Expanding the universe of functional metalloproteins through AI-assisted computational design

通过人工智能辅助计算设计扩展功能金属蛋白的范围

• 批准号: 2137880
• 负责人: Parisa Hosseinzadeh
• 金额: $ 58.5万
• 依托单位: University of Oregon Eugene
• 依托单位国家: 美国
• 项目类别: Continuing Grant
• 财政年份: 2022
• 资助国家: 美国
• 起止时间: 2022-09-01 至 2025-08-31
• 项目状态: 未结题
• 来源: https://www.nsf.gov/awardsearch/showAward?AWD_ID=2137880&HistoricalAwards=false
• 关键词: Expanding; universe; functional; metalloproteins; through

Metalloproteins are an abundant class of proteins.
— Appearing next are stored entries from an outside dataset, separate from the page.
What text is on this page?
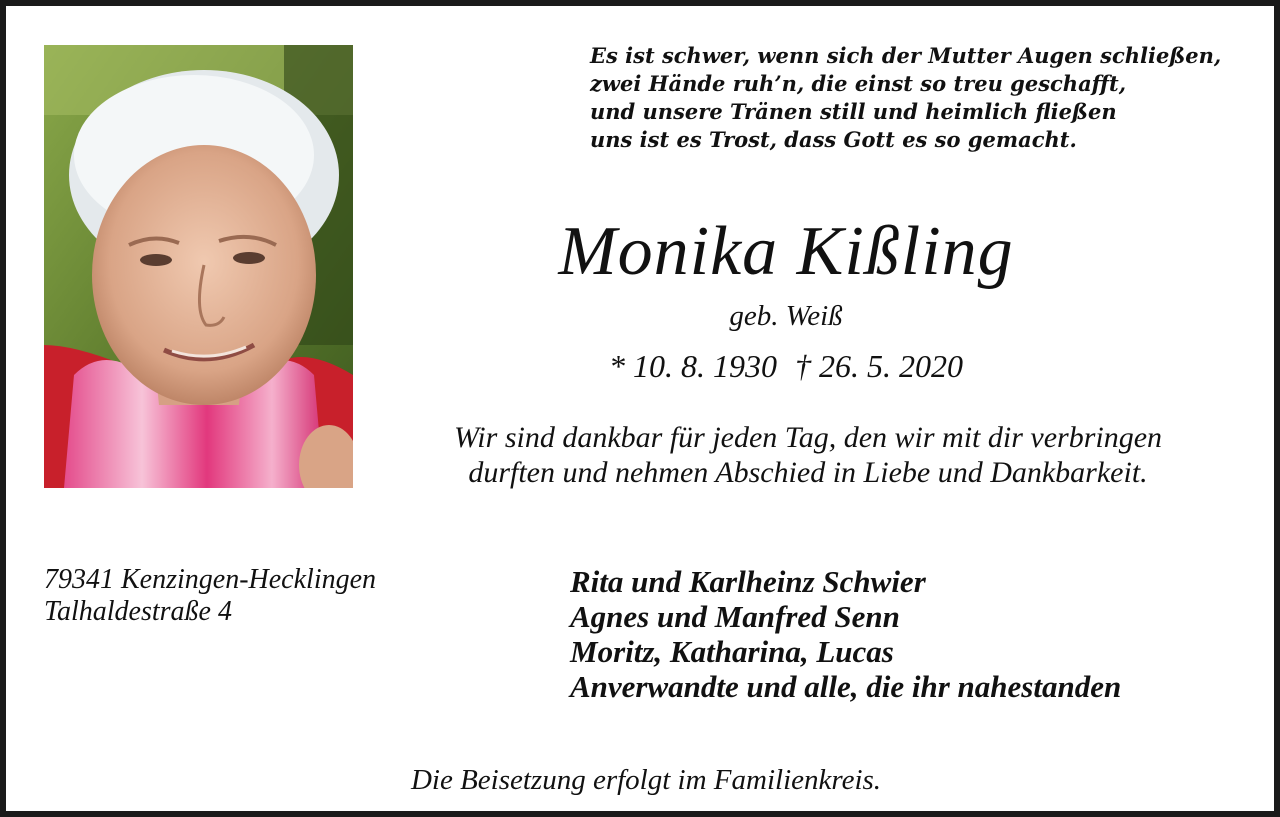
Es ist schwer, wenn sich der Mutter Augen schließen,
zwei Hände ruh’n, die einst so treu geschafft,
und unsere Tränen still und heimlich fließen
uns ist es Trost, dass Gott es so gemacht.
Monika Kißling
geb. Weiß
* 10. 8. 1930 † 26. 5. 2020
Wir sind dankbar für jeden Tag, den wir mit dir verbringen
durften und nehmen Abschied in Liebe und Dankbarkeit.
79341 Kenzingen-Hecklingen
Talhaldestraße 4
Rita und Karlheinz Schwier
Agnes und Manfred Senn
Moritz, Katharina, Lucas
Anverwandte und alle, die ihr nahestanden
Die Beisetzung erfolgt im Familienkreis.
They perform some of the most difficult and life-sustaining reactions on earth with high efficiency. They have potential as green biocatalysts for applications in energy production and bioremediation. Adding new functions to these proteins or generating completely novel metalloproteins is challenging. Computational methods will be used to design new functional metalloproteins. The project will also introduce high school students and undergraduates to protein engineering.The goal of this project is to expand the universe of functional metalloproteins. To address the limitations of native proteins and the current challenges facing traditional design approaches, latest advances in machine learning in combination with protein design software will be applied to generate: (a) a library of functional electron transfer proteins with diverse shapes that contain a well-known 2His-1Cys copper binding motif (T1Cu site), (b) a library of functional catalytic proteins with 3His zinc binding motifs (hydrolase active site), and (c) a new platform for metal coordination using the non-canonical bpy-ala amino acid. It is hoped that the results obtained will provide new insight into the role of protein shape on tuning properties of the metal center and the rules for designing new metalloproteins. Methods developed in this proposal can be generalized to the design of other metalloproteins (dinuclear, heme binding, etc.) and small molecule-binding proteins, largely expanding the current scope of functional protein design.This award reflects NSF's statutory mission and has been deemed worthy of support through evaluation using the Foundation's intellectual merit and broader impacts review criteria.

金属蛋白是一类丰富的蛋白质。它们能高效地完成一些地球上最困难、最能维持生命的反应。它们在能源生产和生物修复方面具有作为绿色生物催化剂的潜力。为这些蛋白添加新的功能或生成全新的金属蛋白是具有挑战性的。计算方法将用于设计新的功能金属蛋白。该项目还将向高中生和本科生介绍蛋白质工程。该项目的目标是扩大功能性金属蛋白的范围。为了解决天然蛋白质的局限性和传统设计方法面临的当前挑战，将应用机器学习与蛋白质设计软件相结合的最新进展来生成：(a)包含已知的2His-1Cys铜结合基序（T1Cu位点）的各种形状的功能电子转移蛋白库，(b)包含3His锌结合基序（水解酶活性位点）的功能催化蛋白库，以及(c)使用非规范的bpy-ala氨基酸进行金属配位的新平台。希望这些结果能够为蛋白质形状对金属中心调谐特性的作用以及设计新型金属蛋白的规律提供新的见解。本文提出的方法可以推广到其他金属蛋白（双核、血红素结合等）和小分子结合蛋白的设计中，极大地扩展了目前功能蛋白设计的范围。该奖项反映了美国国家科学基金会的法定使命，并通过使用基金会的知识价值和更广泛的影响审查标准进行评估，被认为值得支持。